Streit um 600-Millionen-Projekt: Soll der Bundestag auf Luisenblock-Ost-II verzichten?
Greta WernerStreit um 600-Millionen-Projekt: Soll der Bundestag auf Luisenblock-Ost-II verzichten?
Pläne für einen neuen Bundestags-Anbau in Berlin stoßen auf heftigen Widerstand
Zwei Spitzenpolitiker, Julia Klöckner (CDU) und Omid Nouripour (Grüne), fordern die Abschaffung des Projekts Luisenblock-Ost-II. Sie argumentieren, der Bundestag solle dringende Ausgaben priorisieren und auf kostspielige Erweiterungen verzichten.
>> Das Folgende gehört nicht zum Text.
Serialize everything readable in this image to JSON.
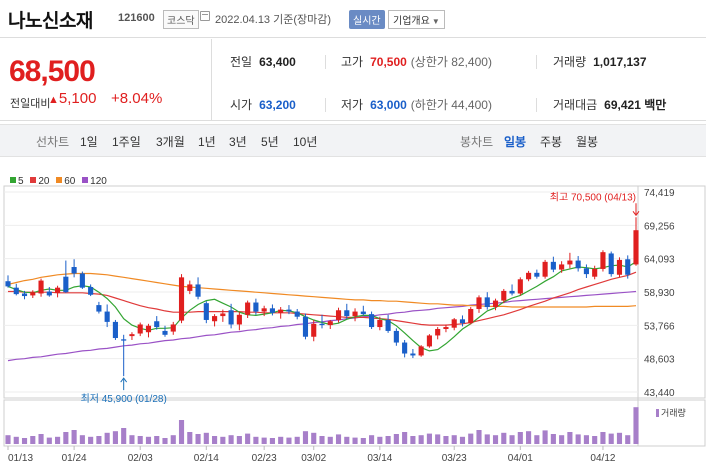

Das geplante Gebäude Luisenblock-Ost-II sollte im Berliner Regierungsviertel nördlich der Spree entstehen. Doch Klöckner betont, angesichts der aktuellen Haushaltslage sei die Ausgabe nicht zu rechtfertigen. Stattdessen schlägt sie vor, die eingesparten Hundertmillionen in dringendere Vorhaben umzuleiten.
Allein durch den Verzicht auf das Projekt könnte der Bundestag mindestens 600 Millionen Euro an direkten Baukosten sparen. Klöckner unterstrich, Abgeordnete sollten sich auf notwendige Projekte konzentrieren – nicht auf spekulative. Nouripour unterstützte ihre Position und forderte eine Sondersitzung, um über die Zukunft des Anbaus zu entscheiden.
Der Streit betrifft nicht das benachbarte Projekt Luisenblock-Ost-I, das Büros des Bundestags und abgesicherte Sitzungsräume umfasst. Dieses bleibt planmäßig bis zur Fertigstellung 2034 auf Kurs.
Falls der Vorschlag fallen gelassen wird, stünden die Mittel für andere Prioritäten zur Verfügung. Nun muss der Bundestag abwägen: Braucht er tatsächlich mehr Platz – oder wiegt die angespannte Finanzlage schwerer? Eine endgültige Entscheidung wird zeigen, ob das Vorhaben vorankommt oder endgültig ad acta gelegt wird.